AstraZeneca’s COVID-19 vaccine is tied to uncommon blood clots in rare cases

Study done by the European Medicines Agency, announced on April 7, that AstraZeneca’s COVID-19 vaccine linked to blood clots that have formed in the brains of some vaccinated people. These blood clots have been formed due to the vaccine being incredibly rare. But owing to the criticality of the Covid-19 disease, which can put people in hospital with severe conditions, the benefits of the vaccine still outweigh the risks. Emer Cooke, executive director of the EMA said in a conference on April 7, that “they need to use the vaccines that they have to protect people from devastating effects” of COVID-19. The EMA had previously concluded that the vaccine which was developed by AstraZeneca and the University of Oxford had no signs of blood clots at that time. But the 18 cases made the experts worry about why the blood clots in the sinuses that drain blood from the brain is happening. This was a rare condition called cerebral venous sinus thrombosis or CVST.

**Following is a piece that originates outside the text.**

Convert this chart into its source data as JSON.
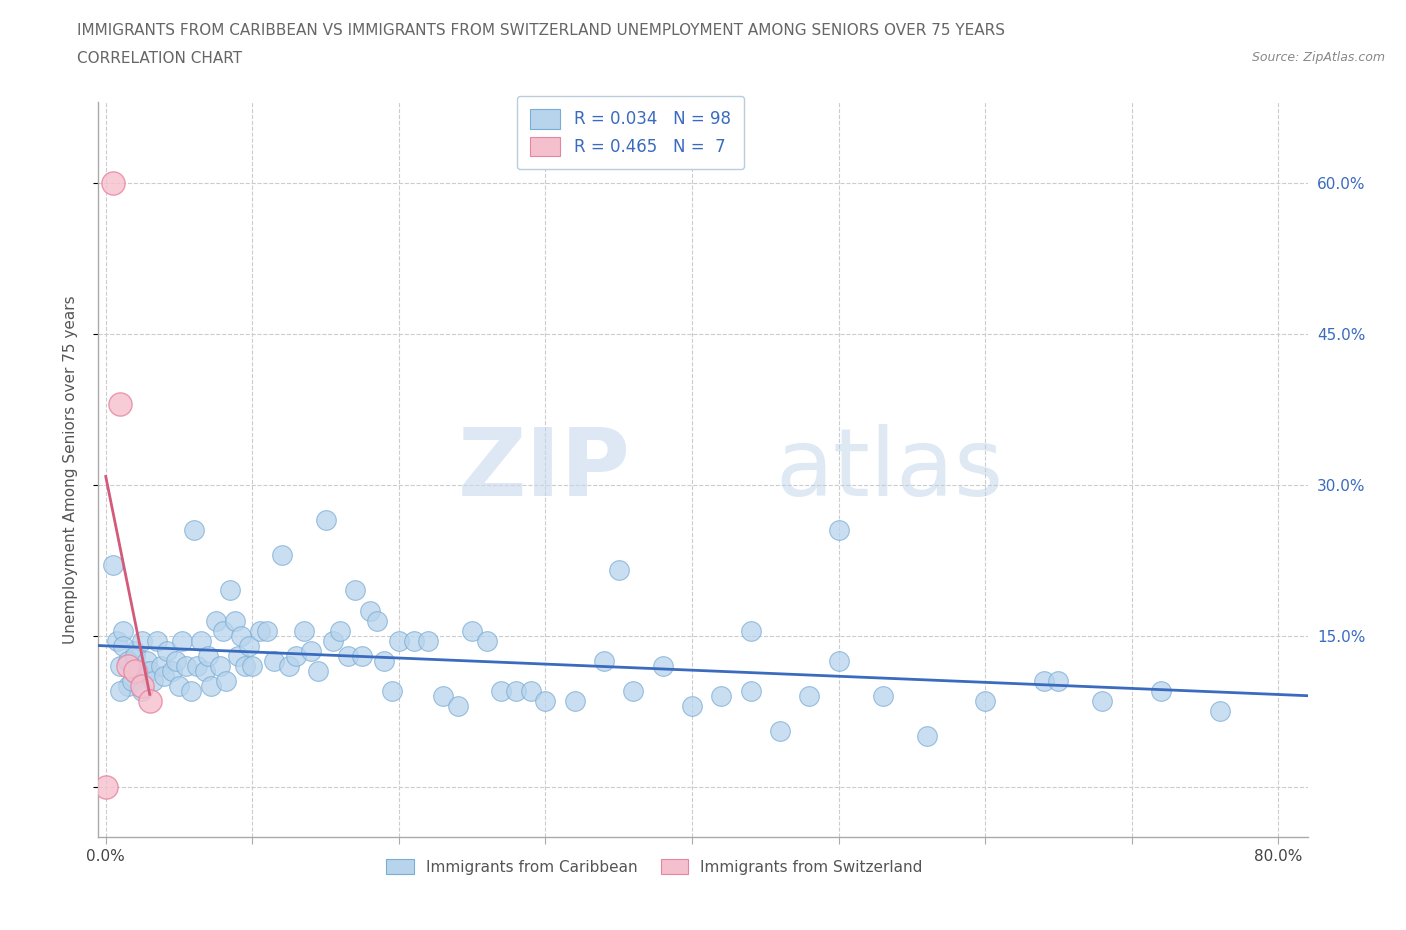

The EMA’s Pharmacovigilance Risk Assessment Committee came to a conclusion, after having a strong review for numerous cases reported in the United Kingdom and the European Union, that enough data has now been accrued to implement the jab’s involvement in such rare blood clots, also known as CVST, and similar conditions should be listed as a possible rare side effect of vaccination. 62 cases of CVST out of around 25 million people who got the AstraZeneca vaccine, has been recorded till the date March 22. Also, there were more 24 cases where the blood clot was reported in veins which drained blood from the digestive system, called splanchnic vein thrombosis or SVT. The study on why the vaccine is causing the blood clot is still undergoing. Also, few people who took the vaccine reported an immune response that attacks platelets, making them clump together. Beverley Hunt, a hematologist at King’s College London said that, if the vaccine is the reason for the cause of the blood clots, then there surely might be a cure on it, and they will out it soon. Beverley Hunt also suggested a theory named IVIG. which has antibodies that interact with platelets, and is given with non-heparin anticoagulants in order to break up the clots formed by the vaccine. Few people also developed rare clots after getting vaccinated by other vaccines, for example three people in the European Union and United Kingdom developed them after getting Johnson & Johnson’s jab.